Aún recuerdo cuando Jaime Mayor Oreja era la niña de los ojos del establishment y hasta el PSOE lo tenía por candidato en coalición a lehendakari con la bendición de Fernando Savater. Años después se negaba a condenar el franquismo porque le parecía un periodo “de extraordinaria placidez”. Ahora Mayor Oreja se congratula de que se esté imponiendo “la verdad de la creación frente al relato de la evolución". En fin, que el ala antidarwinista del PP ni siquiera defiende una regresión en la línea evolutiva porque en su imaginación no existe nada que preceda al homo sapiens. Solo Yahvé con su varita mágica
En perfecta consonancia con el orejismo, un diputado barbudo de Vox ha dicho en el Congreso que Francisco Franco inauguró una etapa de “reconstrucción, progreso y reconciliación”. Y que los jovenzuelos más avispados están descubriendo el pastel gracias a las redes sociales. Al fin y al cabo, los libros de historia y las prospecciones académicas son más sosas que un chiste contado por Ángel Gabilondo. La realidad es cosa de boomers. Lo que la muchachada necesita son toneladas de memes nacionalcatólicos, chamanes de Tik Tok, tradwives de sonrisa azucarada e influencers con menos luces que La Nave del Misterio.

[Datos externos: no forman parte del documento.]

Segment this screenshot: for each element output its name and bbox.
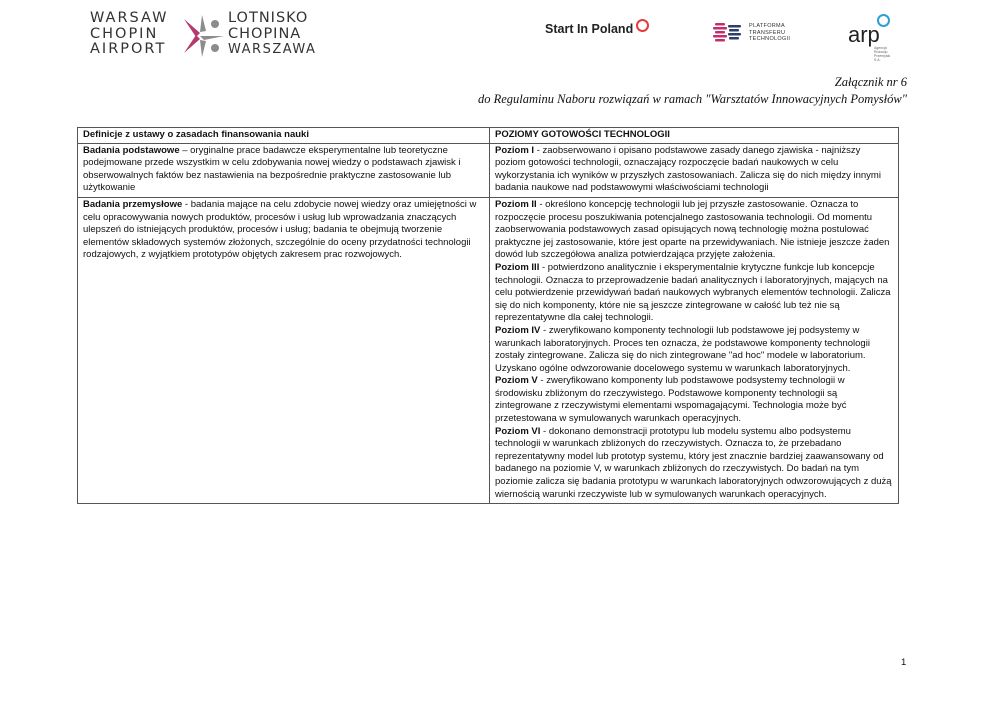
level-term: Poziom IV <box>495 324 541 336</box>
table-header-row <box>78 128 899 144</box>
level-entry <box>495 145 893 195</box>
start-in-poland-text: Start In Poland <box>545 22 634 36</box>
airport-en-line-1: WARSAW <box>90 10 169 26</box>
definition-text: – oryginalne prace badawcze eksperymentalne lub teoretyczne podejmowane przede wszystkim w celu zdobywania nowej wiedzy o podstawach zjawisk i obserwowalnych faktów bez nastawienia na bezpośrednie praktyczne zastosowanie lub użytkowanie <box>83 144 461 194</box>
definition-term: Badania podstawowe <box>83 144 180 156</box>
warsaw-chopin-airport-logo <box>90 11 315 61</box>
table-row <box>78 143 899 197</box>
arp-subtext <box>874 46 890 62</box>
start-in-poland-logo-icon <box>545 22 649 36</box>
definitions-table <box>77 127 899 504</box>
airport-pl-line-2: CHOPINA <box>228 25 302 42</box>
ptt-line-3: TECHNOLOGII <box>749 36 791 43</box>
attachment-subtitle: do Regulaminu Naboru rozwiązań w ramach "Warsztatów Innowacyjnych Pomysłów" <box>477 92 907 106</box>
ptt-line-1: PLATFORMA <box>749 23 785 30</box>
arp-sub-4: S.A. <box>874 58 881 62</box>
airport-pl-line-1: LOTNISKO <box>228 10 309 26</box>
arp-sub-1: Agencja <box>874 46 887 50</box>
page-number: 1 <box>901 657 907 668</box>
ptt-logo-icon <box>713 22 790 44</box>
level-term: Poziom I <box>495 144 535 156</box>
level-term: Poziom VI <box>495 425 541 437</box>
definition-cell <box>78 143 490 197</box>
level-text: - dokonano demonstracji prototypu lub modelu systemu albo podsystemu technologii w warunkach zbliżonych do rzeczywistych. Oznacza to, że przebadano reprezentatywny model lub prototyp systemu, który jest znacznie bardziej zaawansowany od badanego na poziomie V, w warunkach zbliżonych do rzeczywistych. Do badań na tym poziomie zalicza się badania prototypu w warunkach laboratoryjnych odwzorowujących z dużą wiernością warunki rzeczywiste lub w symulowanych warunkach operacyjnych. <box>495 425 892 500</box>
level-entry <box>495 426 893 502</box>
ptt-mark-icon <box>713 22 743 44</box>
level-text: - zweryfikowano komponenty lub podstawowe podsystemy technologii w środowisku zbliżonym do rzeczywistego. Podstawowe komponenty technologii są zintegrowane z rzeczywistymi elementami wspomagającymi. Technologia może być przetestowana w symulowanych warunkach operacyjnych. <box>495 375 847 425</box>
level-text: - określono koncepcję technologii lub jej przyszłe zastosowanie. Oznacza to rozpoczęcie procesu poszukiwania potencjalnego zastosowania technologii. Od momentu zaobserwowania podstawowych zasad opisujących nową technologię można postulować praktyczne jej zastosowanie, które jest oparte na przewidywaniach. Nie istnieje jeszcze żaden dowód lub szczegółowa analiza potwierdzająca przyjęte założenia. <box>495 198 890 261</box>
level-text: - potwierdzono analitycznie i eksperymentalnie krytyczne funkcje lub koncepcje technologii. Oznacza to przeprowadzenie badań analitycznych i laboratoryjnych, mających na celu potwierdzenie przewidywań badań naukowych wybranych elementów technologii. Zalicza się do nich komponenty, które nie są jeszcze zintegrowane w całość lub też nie są reprezentatywne dla całej technologii. <box>495 261 891 324</box>
airport-flower-logo-icon <box>180 15 224 57</box>
attachment-title: Załącznik nr 6 <box>834 75 907 89</box>
level-entry <box>495 262 893 325</box>
airport-name-pl <box>228 11 316 58</box>
definition-term: Badania przemysłowe <box>83 198 183 210</box>
table-row <box>78 197 899 503</box>
level-term: Poziom II <box>495 198 537 210</box>
attachment-header <box>478 74 907 108</box>
levels-cell <box>490 143 899 197</box>
level-entry <box>495 325 893 375</box>
level-term: Poziom V <box>495 375 538 387</box>
arp-ring-icon <box>877 14 890 27</box>
definition-cell <box>78 197 490 503</box>
airport-name-en <box>90 11 168 58</box>
ptt-line-2: TRANSFERU <box>749 29 786 36</box>
level-text: - zaobserwowano i opisano podstawowe zasady danego zjawiska - najniższy poziom gotowości technologii, oznaczający rozpoczęcie badań naukowych w celu wykorzystania ich wyników w przyszłych zastosowaniach. Zalicza się do nich między innymi badania naukowe nad podstawowymi właściwościami technologii <box>495 144 881 194</box>
arp-sub-3: Przemysłu <box>874 54 891 58</box>
level-term: Poziom III <box>495 261 540 273</box>
level-entry <box>495 375 893 425</box>
arp-sub-2: Rozwoju <box>874 50 888 54</box>
airport-pl-line-3: WARSZAWA <box>228 42 317 57</box>
col-trl-header: POZIOMY GOTOWOŚCI TECHNOLOGII <box>490 128 899 144</box>
levels-cell <box>490 197 899 503</box>
airport-en-line-2: CHOPIN <box>90 25 159 42</box>
arp-text: arp <box>848 22 880 47</box>
col-definitions-header: Definicje z ustawy o zasadach finansowania nauki <box>78 128 490 144</box>
level-text: - zweryfikowano komponenty technologii lub podstawowe jej podsystemy w warunkach laboratoryjnych. Proces ten oznacza, że podstawowe komponenty technologii zostały zintegrowane. Zalicza się do nich zintegrowane "ad hoc" modele w laboratorium. Uzyskano ogólne odwzorowanie docelowego systemu w warunkach laboratoryjnych. <box>495 324 870 374</box>
airport-en-line-3: AIRPORT <box>90 41 167 57</box>
arp-logo-icon <box>848 14 898 62</box>
definition-text: - badania mające na celu zdobycie nowej wiedzy oraz umiejętności w celu opracowywania nowych produktów, procesów i usług lub wprowadzania znaczących ulepszeń do istniejących produktów, procesów i usług; badania te obejmują tworzenie elementów składowych systemów złożonych, szczególnie do oceny przydatności technologii rodzajowych, z wyjątkiem prototypów objętych zakresem prac rozwojowych. <box>83 198 477 261</box>
level-entry <box>495 199 893 262</box>
start-ring-icon <box>636 19 649 32</box>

El porvenir pinta tan negro que la clase dominante ha decidido seducirnos con melancolías de épocas que nunca fueron mejores. La vieja táctica de prohibirnos el futuro e idealizar el pasado para abrir paso a los abanderados de la nostalgia, los curanderos, los exorcistas, los charlatanes de feria que venden friegas milagrosas contra la peste bubónica. Retrocede a la Edad Media, da un paso atrás hacia la prosperidad de Bizancio, glorifica los esplendores palelolíticos y regresa una vez más a la bucólica sencillez del mandril hasta que un día nos aterrice una nave espacial y sus viajeros del tiempo descubran en qué trasnochado lodazal hemos convertido el mundo.